To minimise the risks, companies should adopt open source policies and governance platforms that formalise the acquisition, provisioning and tracking of open source code. This helps eliminate inconsistencies in versioning and licensing and tracks where packages are deployed, so issues can be isolated faster. Organisations can also adopt open source scanning tools to identify where both the known and unknown packages are, to identify potential risks and better inform testing activities. It’s also important to ensure that policies and tools are consistent across the supply chain, otherwise the weak link may cause rise to an issue.

The threat of hackers, data loss, and system downtimes persist across all industries, and with the advent of more communications and connections embedded systems are not as protected as they once were. The challenge is two-fold: educating development teams on how code can be exploited, and adding testing techniques to find potential security flaws before they’re released. The most important point to remember when it comes to security is ‘be paranoid’. Don’t trust inputs coming into the system, place strict controls on suppliers and ensure that all inputs are validated and restricted, to protect code from malicious data and control.

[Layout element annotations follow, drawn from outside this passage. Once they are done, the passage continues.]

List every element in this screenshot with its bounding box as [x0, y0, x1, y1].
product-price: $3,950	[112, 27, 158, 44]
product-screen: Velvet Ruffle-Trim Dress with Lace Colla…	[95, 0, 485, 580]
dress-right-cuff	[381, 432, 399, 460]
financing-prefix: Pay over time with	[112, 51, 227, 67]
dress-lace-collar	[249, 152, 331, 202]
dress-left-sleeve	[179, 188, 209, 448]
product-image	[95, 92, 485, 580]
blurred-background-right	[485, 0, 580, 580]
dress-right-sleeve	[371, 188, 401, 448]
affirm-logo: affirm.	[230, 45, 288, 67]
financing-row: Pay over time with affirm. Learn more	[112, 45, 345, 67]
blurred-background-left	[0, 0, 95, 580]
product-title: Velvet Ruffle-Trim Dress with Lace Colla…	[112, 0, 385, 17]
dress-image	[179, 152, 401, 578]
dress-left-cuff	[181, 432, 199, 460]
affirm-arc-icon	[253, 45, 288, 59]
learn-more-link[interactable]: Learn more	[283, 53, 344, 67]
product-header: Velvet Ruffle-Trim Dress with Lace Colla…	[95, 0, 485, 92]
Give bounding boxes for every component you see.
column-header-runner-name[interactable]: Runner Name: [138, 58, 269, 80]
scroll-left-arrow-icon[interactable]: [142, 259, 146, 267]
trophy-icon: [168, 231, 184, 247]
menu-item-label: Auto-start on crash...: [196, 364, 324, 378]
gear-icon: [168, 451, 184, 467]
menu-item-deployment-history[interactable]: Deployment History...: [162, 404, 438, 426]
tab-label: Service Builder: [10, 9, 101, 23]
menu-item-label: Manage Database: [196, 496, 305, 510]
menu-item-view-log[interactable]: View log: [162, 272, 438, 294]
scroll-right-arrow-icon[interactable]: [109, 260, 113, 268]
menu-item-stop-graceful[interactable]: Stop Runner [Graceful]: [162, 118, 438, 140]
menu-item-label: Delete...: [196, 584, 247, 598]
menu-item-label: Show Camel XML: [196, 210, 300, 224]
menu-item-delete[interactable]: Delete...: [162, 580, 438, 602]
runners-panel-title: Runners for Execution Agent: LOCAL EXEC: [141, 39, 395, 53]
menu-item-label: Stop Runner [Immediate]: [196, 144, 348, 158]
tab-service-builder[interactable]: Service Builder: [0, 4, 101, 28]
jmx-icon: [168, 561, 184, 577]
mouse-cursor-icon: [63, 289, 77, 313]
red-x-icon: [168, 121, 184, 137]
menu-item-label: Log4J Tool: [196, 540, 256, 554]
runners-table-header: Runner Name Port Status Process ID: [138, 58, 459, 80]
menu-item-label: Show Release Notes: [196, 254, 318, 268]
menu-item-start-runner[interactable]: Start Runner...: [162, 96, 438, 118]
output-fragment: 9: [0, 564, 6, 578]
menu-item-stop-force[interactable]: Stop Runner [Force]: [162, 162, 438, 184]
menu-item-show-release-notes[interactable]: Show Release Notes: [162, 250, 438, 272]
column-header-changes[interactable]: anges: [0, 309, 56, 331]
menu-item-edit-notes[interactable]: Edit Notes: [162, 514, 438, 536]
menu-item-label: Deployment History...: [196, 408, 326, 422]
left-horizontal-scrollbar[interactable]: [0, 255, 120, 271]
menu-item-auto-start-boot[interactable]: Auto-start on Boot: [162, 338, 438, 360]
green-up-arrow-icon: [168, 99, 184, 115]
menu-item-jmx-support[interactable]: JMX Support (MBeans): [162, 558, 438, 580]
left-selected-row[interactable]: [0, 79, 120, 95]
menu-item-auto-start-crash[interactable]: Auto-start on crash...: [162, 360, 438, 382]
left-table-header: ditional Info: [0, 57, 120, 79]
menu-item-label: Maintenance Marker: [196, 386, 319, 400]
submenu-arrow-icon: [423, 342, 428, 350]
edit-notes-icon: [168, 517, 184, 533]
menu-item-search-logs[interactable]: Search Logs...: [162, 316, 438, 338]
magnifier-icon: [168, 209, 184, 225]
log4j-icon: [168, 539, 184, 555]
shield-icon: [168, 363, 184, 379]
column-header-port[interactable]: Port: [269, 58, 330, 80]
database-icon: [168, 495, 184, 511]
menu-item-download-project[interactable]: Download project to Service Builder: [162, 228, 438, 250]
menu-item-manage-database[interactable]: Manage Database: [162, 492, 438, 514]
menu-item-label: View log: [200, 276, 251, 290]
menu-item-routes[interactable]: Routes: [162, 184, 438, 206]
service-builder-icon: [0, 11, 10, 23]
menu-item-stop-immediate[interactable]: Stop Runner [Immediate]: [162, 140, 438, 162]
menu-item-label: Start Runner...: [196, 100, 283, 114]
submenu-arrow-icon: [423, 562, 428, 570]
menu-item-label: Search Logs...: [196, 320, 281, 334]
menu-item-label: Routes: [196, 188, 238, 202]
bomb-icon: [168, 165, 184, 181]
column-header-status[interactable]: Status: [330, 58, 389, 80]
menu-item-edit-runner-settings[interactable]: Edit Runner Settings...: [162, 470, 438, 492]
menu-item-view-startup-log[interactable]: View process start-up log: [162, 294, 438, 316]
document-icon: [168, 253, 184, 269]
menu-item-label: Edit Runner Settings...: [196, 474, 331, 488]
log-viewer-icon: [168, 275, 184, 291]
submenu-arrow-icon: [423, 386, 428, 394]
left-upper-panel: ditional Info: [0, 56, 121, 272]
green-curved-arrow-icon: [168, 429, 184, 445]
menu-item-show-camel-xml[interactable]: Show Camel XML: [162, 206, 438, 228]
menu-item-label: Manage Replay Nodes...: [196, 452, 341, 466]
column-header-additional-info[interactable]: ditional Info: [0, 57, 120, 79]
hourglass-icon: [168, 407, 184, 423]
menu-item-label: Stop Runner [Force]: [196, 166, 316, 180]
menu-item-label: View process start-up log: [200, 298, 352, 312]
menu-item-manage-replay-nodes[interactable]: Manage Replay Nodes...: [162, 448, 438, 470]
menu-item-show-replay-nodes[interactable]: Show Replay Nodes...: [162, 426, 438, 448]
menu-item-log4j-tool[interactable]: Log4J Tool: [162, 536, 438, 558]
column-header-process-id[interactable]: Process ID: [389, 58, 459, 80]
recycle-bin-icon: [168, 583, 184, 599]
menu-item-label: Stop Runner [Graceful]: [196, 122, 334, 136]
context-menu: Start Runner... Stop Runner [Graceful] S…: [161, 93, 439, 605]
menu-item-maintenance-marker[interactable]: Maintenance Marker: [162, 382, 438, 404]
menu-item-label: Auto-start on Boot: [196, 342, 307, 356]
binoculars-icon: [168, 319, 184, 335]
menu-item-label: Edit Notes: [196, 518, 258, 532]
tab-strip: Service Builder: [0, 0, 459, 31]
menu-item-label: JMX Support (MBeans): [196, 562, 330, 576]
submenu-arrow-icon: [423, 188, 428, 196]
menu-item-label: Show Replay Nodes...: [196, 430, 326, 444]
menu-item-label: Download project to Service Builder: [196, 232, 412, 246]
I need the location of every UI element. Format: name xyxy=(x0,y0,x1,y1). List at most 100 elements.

One method that is proven to be successful in mitigating security risks is using automated code analysis to look for potential flaws. Capers Jones of Namcook Analytics found that, without tools such as Static Code Analysis (SCA) in particular, developers are less than 50 percent efficient at finding bugs in their own software. SCA is adept at understanding patterns and behaviours in code, across multiple compilation units and developers, to reveal security holes such as buffer overflows, suspicious incoming data and unvalidated inputs. More sophisticated SCA tools can also compare code against common security standards, such as OWASP and CWE, to determine gaps in coverage or generate compliance reports. Rather than convincing teams to spend more effort on security testing, use tools to reduce the effort for you and your suppliers.

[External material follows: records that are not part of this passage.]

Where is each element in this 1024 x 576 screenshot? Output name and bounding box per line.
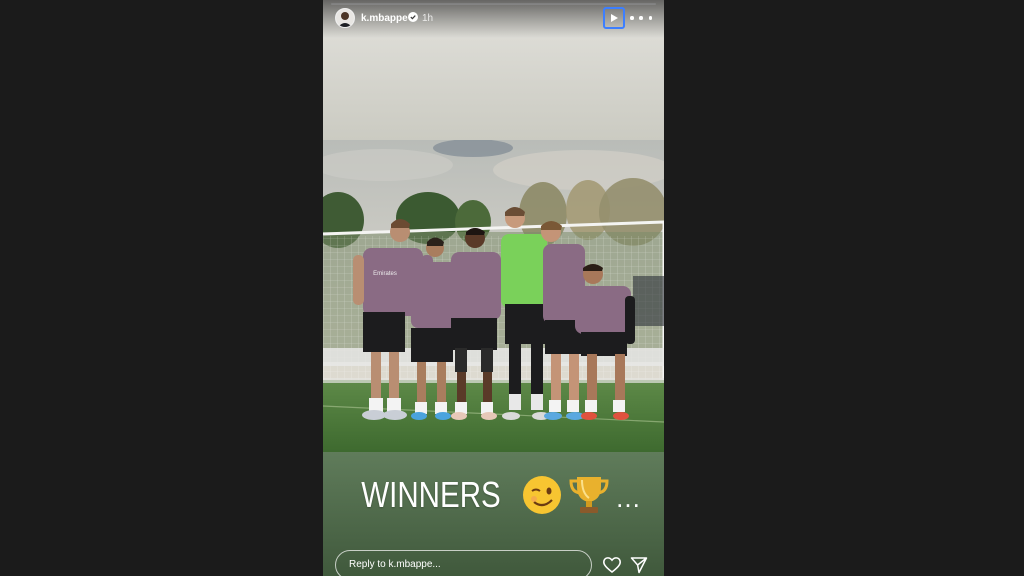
more-dot-icon [630,16,634,20]
trophy-emoji-icon [569,477,609,513]
profile-avatar[interactable] [335,8,355,28]
play-icon [611,14,618,22]
story-caption: WINNERS ... [323,470,664,520]
avatar-icon [336,9,354,27]
verified-badge-icon [408,12,418,22]
reply-input[interactable]: Reply to k.mbappe... [335,550,592,576]
story-photo: Emirates [323,140,664,452]
story-viewer[interactable]: Emirates k.mbappe 1h WINNERS ... Reply t… [323,0,664,576]
play-button[interactable] [603,7,625,29]
send-icon[interactable] [630,556,648,574]
winking-face-emoji-icon [523,476,562,514]
heart-icon[interactable] [602,556,622,574]
caption-trailing-dots: ... [616,483,641,513]
caption-text: WINNERS [361,474,501,515]
more-dot-icon [639,16,643,20]
more-dot-icon [648,16,652,20]
story-timestamp: 1h [422,13,434,24]
more-options-button[interactable] [630,12,652,24]
story-username[interactable]: k.mbappe [361,13,408,24]
team-photo-image: Emirates [323,140,664,452]
shirt-sponsor-text: Emirates [373,271,397,277]
story-header: k.mbappe 1h [323,0,664,38]
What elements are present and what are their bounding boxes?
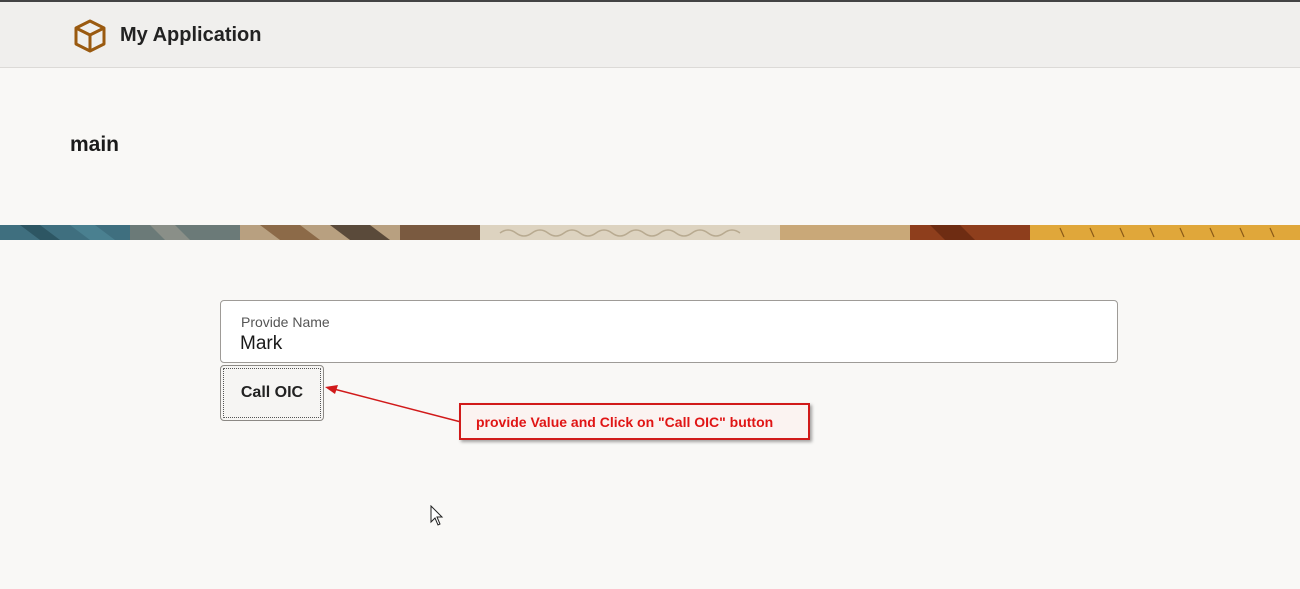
name-field[interactable]: Provide Name bbox=[220, 300, 1118, 363]
decorative-banner bbox=[0, 225, 1300, 240]
app-title: My Application bbox=[120, 24, 262, 46]
name-field-label: Provide Name bbox=[241, 314, 330, 330]
annotation-arrow bbox=[325, 385, 462, 423]
name-input[interactable] bbox=[240, 332, 1080, 356]
mouse-cursor-icon bbox=[430, 505, 444, 526]
call-oic-button[interactable]: Call OIC bbox=[220, 365, 324, 421]
annotation-callout: provide Value and Click on "Call OIC" bu… bbox=[459, 403, 810, 440]
app-header: My Application bbox=[0, 2, 1300, 68]
page-title: main bbox=[70, 133, 120, 156]
cube-icon bbox=[74, 19, 106, 53]
annotation-text: provide Value and Click on "Call OIC" bu… bbox=[476, 414, 774, 430]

The benefits of continuous integration and testing have proven to be effective for many organisations, allowing them to deliver more robust features at a faster pace. The is the result of putting the burden of common or complex development tasks onto tools that perform in the context of frequent check-ins and builds. When switching from traditional testing methods to continuous integration, it’s critical to adopt these kinds of tools to keep defect rates low and developer frustration to a minimum. It’s also important for these tools to be as comprehensive as possible, testing not only for technical defects but security flaws and standards compliance as well. Using the static code analysis example, adopting a tool that covers all the programmatic, security and standards bases as well as fitting into a continuous integration model means additional, costlier tools won’t be necessary.

Complementary with continuous integration is continuous improvement; how effective are these measures and how can they be made better? The first step is to establish metrics and develop reports that help track defect trends (both number and source), compliance to standards and developer activities to better understand where the problems are and where effort is being spent. Ideally this data is collected and reported automatically by the development tools so the teams don’t have to worry about it.

The second step is to monitor trends, issues and activities regularly, to be able to respond as quickly as possible. For open source, using a governance platform that alerts teams to security vulnerabilities in open source packages is an effective method for identifying problems early and preventing flaws from getting into the released product. This is especially important for open source as most developers don’t think twice about the robustness of open source code and rarely subject it to the same rigorous testing as their own code.

The rapid growth in automotive complexity, connectivity and the software supply chain emphasises the importance of getting security, safety and reliability under control as soon as possible. Embracing techniques and adopting tools that are proven in other industries will help create systems that stay out of the headlines and deliver a solid path for future innovation.